The call of veering away from the Dogs method is up to the individual, and once such a shift starts, it could snowball quickly. There are different ways one might lighten the exposure to a single industry. Selling out of a one of several similar companies is the quickest way to lighten the exposure to an industry. On this front, note that Verizon’s P/E relative to that of the broader market (1.20) is materially higher than AT&T’s (1.02); these figures are found in the Top Label. Note that both relative P/Es are higher than their historical norms.
One might also sell portions of each company, keeping their weighting in line with each other, while still raising cash and lightening the overall exposure to a single industry. This might be the better option, as it would lock in gains, reduce the risk of a large overweighting in one industry, and still maintain the recommended stock holdings, which reduces company specific risk.
The cash could be allowed to sit, awaiting reinvestment on the first trading day in January 2013, or invested in the 11th highest dividend yielding company in the Dow Jones Industrial Average. Neither option is in keeping with the rules of the Dogs of the Dow strategy. Another option would be to simply go far afield and purchase an income producing equity from outside the Dow or shares in a dividend focused mutual fund or exchange traded fund. It should be obvious by now that straying from the method gets complicated fast, which makes the decision that much more difficult.
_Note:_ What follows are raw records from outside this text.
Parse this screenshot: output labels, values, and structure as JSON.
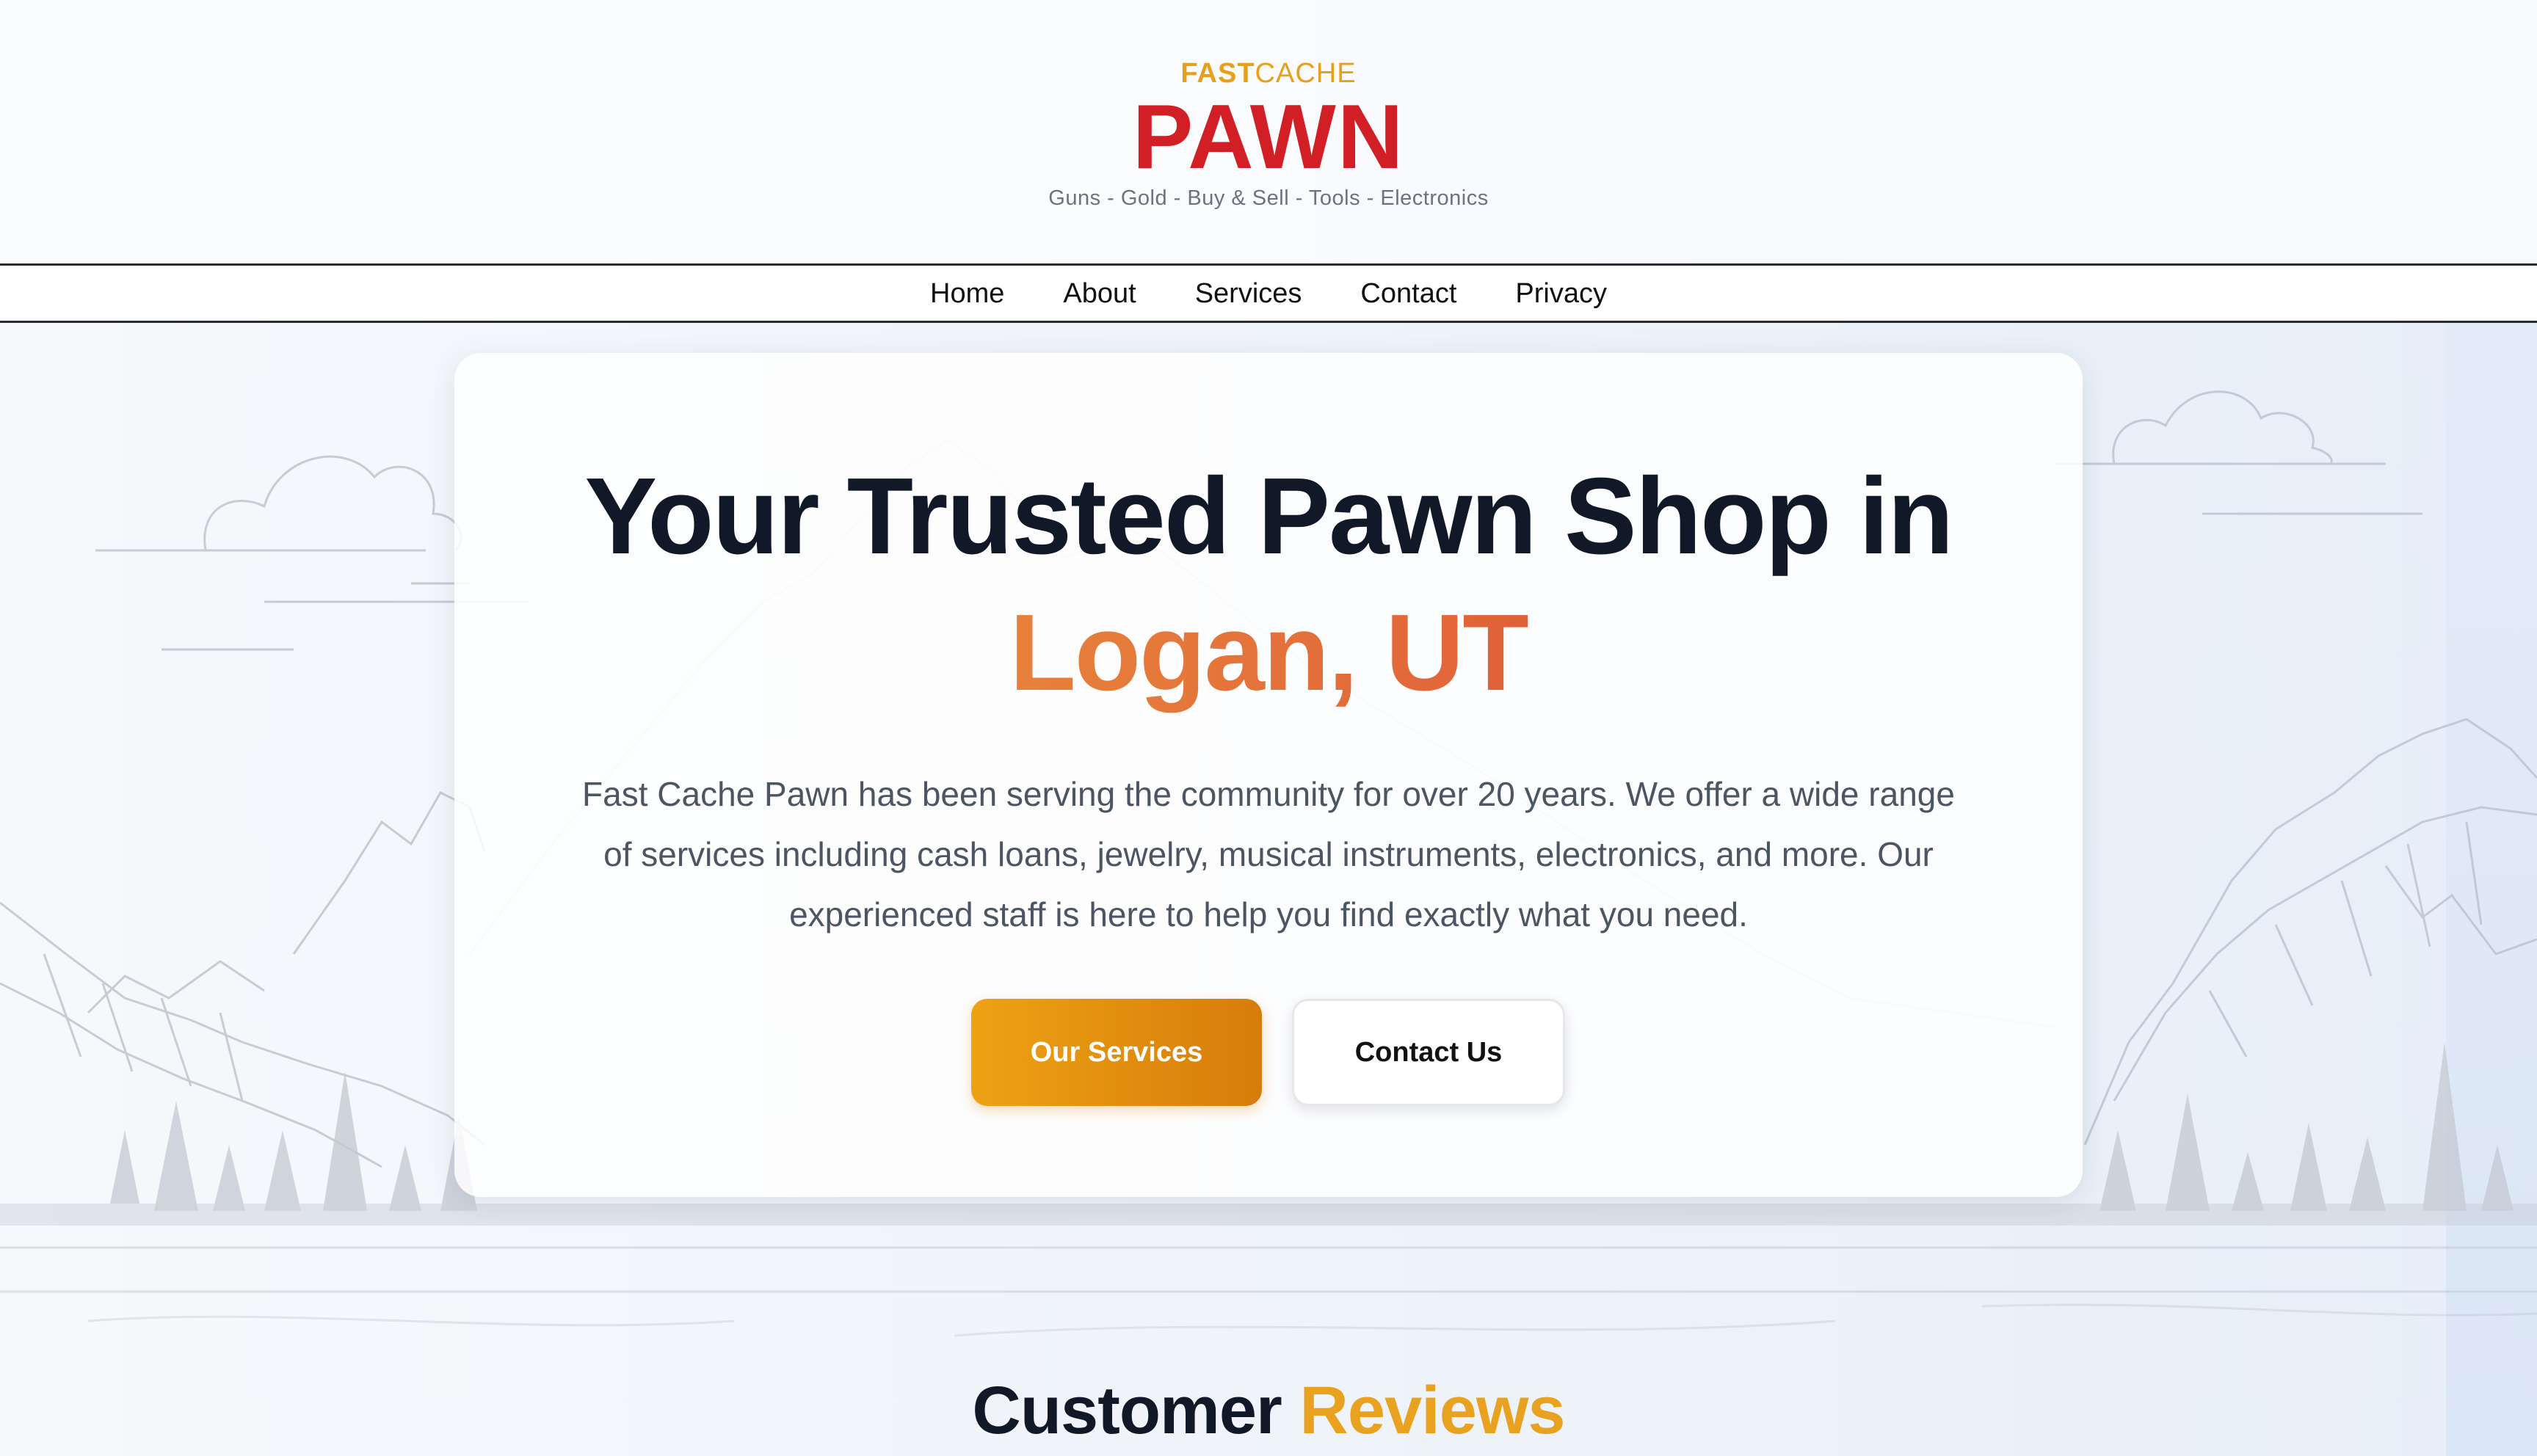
{
  "brand": {
    "top_bold": "FAST",
    "top_light": "CACHE",
    "name": "PAWN",
    "tagline": "Guns - Gold - Buy & Sell - Tools - Electronics"
  },
  "nav": {
    "items": [
      {
        "label": "Home"
      },
      {
        "label": "About"
      },
      {
        "label": "Services"
      },
      {
        "label": "Contact"
      },
      {
        "label": "Privacy"
      }
    ]
  },
  "hero": {
    "title_line1": "Your Trusted Pawn Shop in",
    "title_line2": "Logan, UT",
    "description": "Fast Cache Pawn has been serving the community for over 20 years. We offer a wide range of services including cash loans, jewelry, musical instruments, electronics, and more. Our experienced staff is here to help you find exactly what you need.",
    "primary_button": "Our Services",
    "secondary_button": "Contact Us"
  },
  "reviews": {
    "title_plain": "Customer",
    "title_accent": "Reviews"
  },
  "colors": {
    "brand_red": "#d21f26",
    "brand_gold": "#e6a019",
    "button_orange": "#e6920f",
    "text_dark": "#111827"
  }
}
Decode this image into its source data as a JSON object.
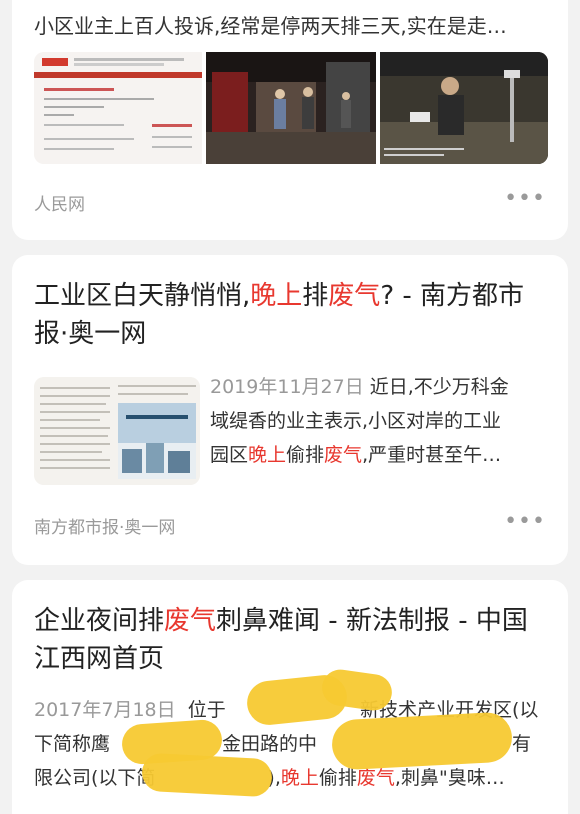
{
  "results": [
    {
      "snippet": "小区业主上百人投诉,经常是停两天排三天,实在是走…",
      "source": "人民网",
      "more": "•••"
    },
    {
      "title_parts": [
        "工业区白天静悄悄,",
        "晚上",
        "排",
        "废气",
        "? - 南方都市报·奥一网"
      ],
      "date": "2019年11月27日",
      "snippet_line1": "近日,不少万科金",
      "snippet_line2": "域缇香的业主表示,小区对岸的工业",
      "snippet_line3_parts": [
        "园区",
        "晚上",
        "偷排",
        "废气",
        ",严重时甚至午…"
      ],
      "source": "南方都市报·奥一网",
      "more": "•••"
    },
    {
      "title_parts": [
        "企业夜间排",
        "废气",
        "刺鼻难闻 - 新法制报 - 中国江西网首页"
      ],
      "date": "2017年7月18日",
      "snippet_line1": "位于",
      "snippet_line1_tail": "新技术产业开发区(以",
      "snippet_line2a": "下简称鹰",
      "snippet_line2b": "金田路的中",
      "snippet_line2_tail": "有",
      "snippet_line3_parts": [
        "限公司(以下简",
        "),",
        "晚上",
        "偷排",
        "废气",
        ",刺鼻\"臭味…"
      ]
    }
  ],
  "colors": {
    "highlight": "#e8382f",
    "card_bg": "#ffffff",
    "page_bg": "#f2f2f2",
    "redaction": "#f7c932"
  }
}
It’s impossible to offer specific advice to individual investors because of the varied life situations everyone faces. Still, it is important to realize the difficulties inherent to whatever investment approach you might have chosen. The Dogs of the Dow is simple, but in that simplicity lies complication of another sort. If you religiously follow the Dogs method, you should probably leave well enough alone. However, you should be well aware of the fact that your portfolio is overweighted in telecom and drug stocks. If you loosely follow the Dogs, you should consider doing something about those overweightings.
At the time of this article’s writing, the author did not have positions in any of the companies mentioned.